HARMONY OF RELIGIONS

In his adolescent years, he was fortunate to learn about other religions through the discussions that were held in his home. This provided an early grounding in Islam, Jainism, Vaishnavite Hinduism, and Zoroastrianism. This knowledge of different religions made me realize as he says that "all the great religions of the world inculcate the equality and brotherhood of mankind and the virtue of toleration."

When he was16, after an early grounding in Hinduism and its sister religions, Gandhi noted that "one thing took deep root in me - the conviction that morality is the basis of things, and that truth is the substance of all morality. Truth became my sole objective. It began to grow in magnitude every day, and my definition of it also has been ever widening."

Other reading seemed to have played a major role as well. A particular verse by the Indian poet Shamal Bhatt "gripped (his) mind and heart." He says, "Its precept - return good for evil - became my guiding principle." An English translation is as follows:

For a bowl of water give a goodly meal;
For a kindly greeting bow thou down with zeal;
For a simple penny pay thou with gold;
If thy life be rescued, life do not withhold.
Thus the words and actions of the wise regard;
Every little service tenfold they reward.
But the truly noble know all men as one,
And return with gladness good for evil done.

During his stay in England between the years 1887-91 where he was studying law, 18-year old Gandhi was prompted to study of the scriptures of Hinduism, Christianity, Islam and Buddhism. Gandhi remembered this period when his "young mind tried to unify the teaching of the Gita, The Light of Asia, Prophet Mohammed, and the Sermon on the Mount. That renunciation was the highest form of religion appealed to me greatly." This period was especially self-defining because he synthesized various teachings into a code of ethics that he later lived and worked by, not just in spirituality but also in the socio-political context.

It also helped Gandhi espouse a position that "Mankind is one.... Religions are different roads converging to the same point. What does it matter that we take different roads so long as we reach the same goal?" Gandhi strived for a national unity, religious harmony with profound faith that "all men are brothers." Nazareth observes that, "Gandhi commenced every public meeting (during the independence struggle) with readings from various sacred texts and often declared he as much a Moslem, Christian, Sikh, Buddhist, Jain, and Parsee as he was a Hindu. The noted American biographer Louis Fischer writes, "Mahatma Gandhi, a supremely devoted Hindu was incapable of discriminating against anyone on account of religion, race, cast, color or anything."

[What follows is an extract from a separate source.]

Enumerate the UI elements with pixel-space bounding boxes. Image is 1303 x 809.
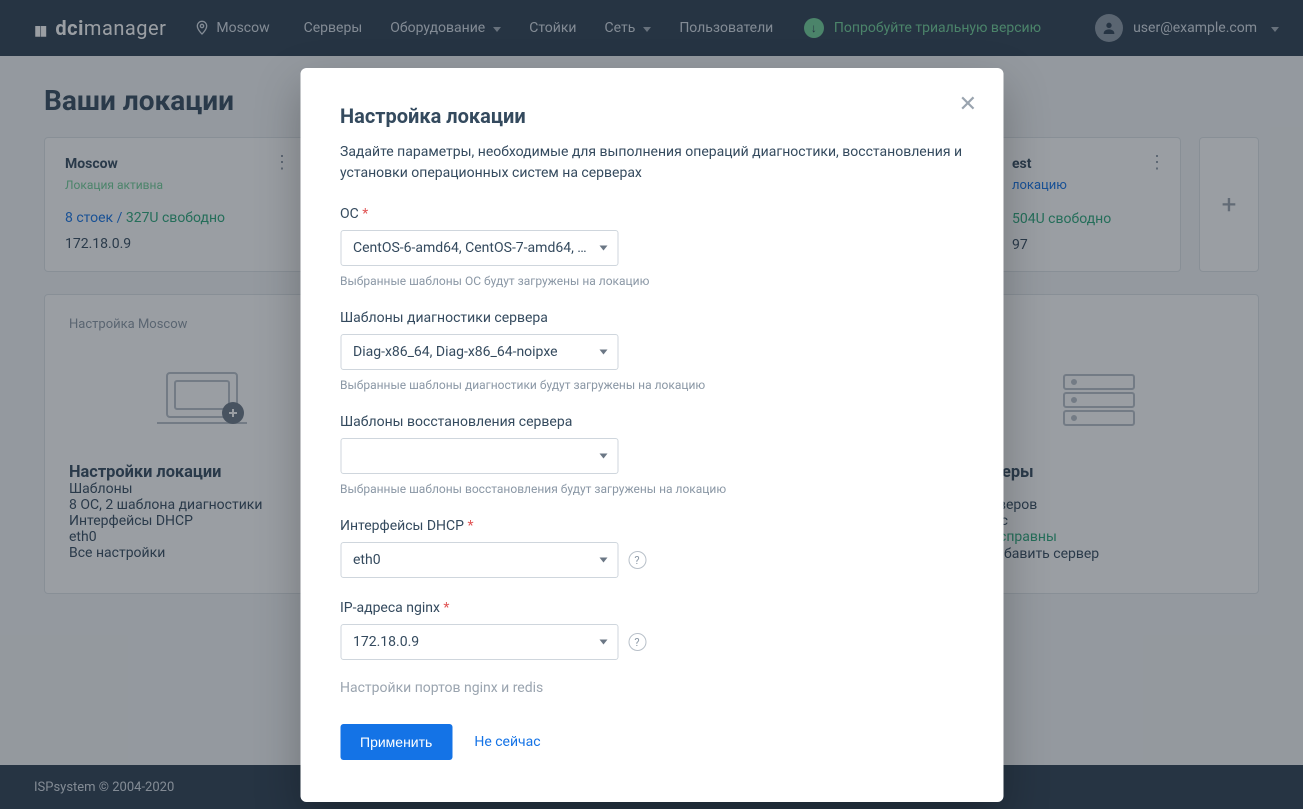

Gandhi himself states his position clearly and passionately,

"All my actions have their rise in my alienable love of mankind. I have known no distinction between relatives and strangers, countrymen and foreigners, white and coloured, Hindus and Indians of other faiths whether Muslims, Parsees, Christians or Jews...All men are brothers and no human being should be stranger to another. The welfare of all...should be our aim."